Elizabeth commented that detail 122 had her thinking about what other ways it could be turned, which got me thinking about how this stitch had evolved…
…I said that it was a variation of Buttonhole Stitch and indeed it is close to being a half Buttonhole wheel But from its origin it is actually a variation of Double Feather Stitch…I have looked over my crazy quilts and chosen samples that show how this stitch has evolved over the 20 years since Jan 1987 when I was teaching just my second crazy patchwork class, I had shown Julie M how to do Double Feather Stitch…
Julie came back the next week and showed me the mess that she had made with it…but I didn’t see a mess I saw a new stitch and replied with ‘OOOh can I copy what you have done?’…It looked something like this
The detail above has the stitch on both sides of the seam but pointing in opposit directions…On the next detail I changed the angles to create a more open stitch and mirrored the stitch on the second side.
On the next detail I have changed the angle of my stitches and the ends of both stitches finish on the seam line.
The next seam is very similar to the one above but not the ends of the stitches in the middle go down at nearly the same point.
The stitches above are from My first crazy quilt which I finished in Jan 1988…The next 2 stitches are from My second crazy quilt which I finished in June 1992.
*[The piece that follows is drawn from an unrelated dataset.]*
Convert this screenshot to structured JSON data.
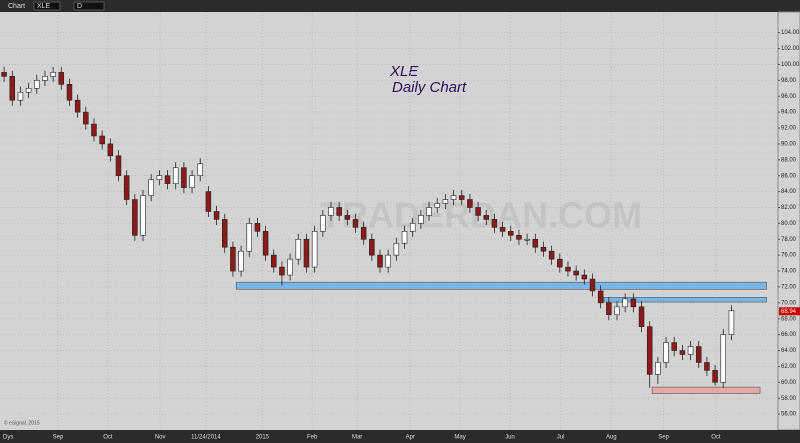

On this his next detail I have added an extra tie down sitch to change the shape of the stitch, I have also added a Colonial knot…On this detail it is also worth noteing that each pattern repeat is a little bigger than the last making quite a difference in size from one end to the other, it was probably accidental but is the sort of thing that I sometimes do on purpose and is the reason I tell beginners to concentrate on learning the mechanics of stitches and not to worry about the size of there stitches because more often than not the change in size is a very gradual increase of decrease in the size of the stitch which I think gives a visually pleasing effect.
The next seam is on a Purse I made in 1992 which appears to be when I started adding beads to this Stitch.
The next seam is on my Tea pot Cozy made 1994…not how the different threads sit differently contributing to the different look of the stitch.
Until this point there had only been 2 stitches in each pattern repeat…in the next detail, on a block for my third crazy quilt cica 1993, all the stitches go down the same hole in the centre and a third spoke appears creating its likness to buttonhole stitch.
As well as the evolution of this stitch these details show how you can experiment with changes in, the angle of the stitch, the size of the stitch and the thread that you use, to create your own visually pleasing stitches…warning don’t be dissappointed if you later find that the stitch you have discovered has actually been discovered by others and already has a name because with embroidery the discovering for yoursself is the fun part…enjoy the journey.
The other way to create variety is by combining your stitches with beads, in the details above there is a few examples of where beads can be put and in the detail on the left the stitch forms a background setting for a button and a random scattering of beads.
Colating these stitches has been a lovely trip down memory lane for me and as a bonus I have found a few stitches that I really like but havn’t done for a long time.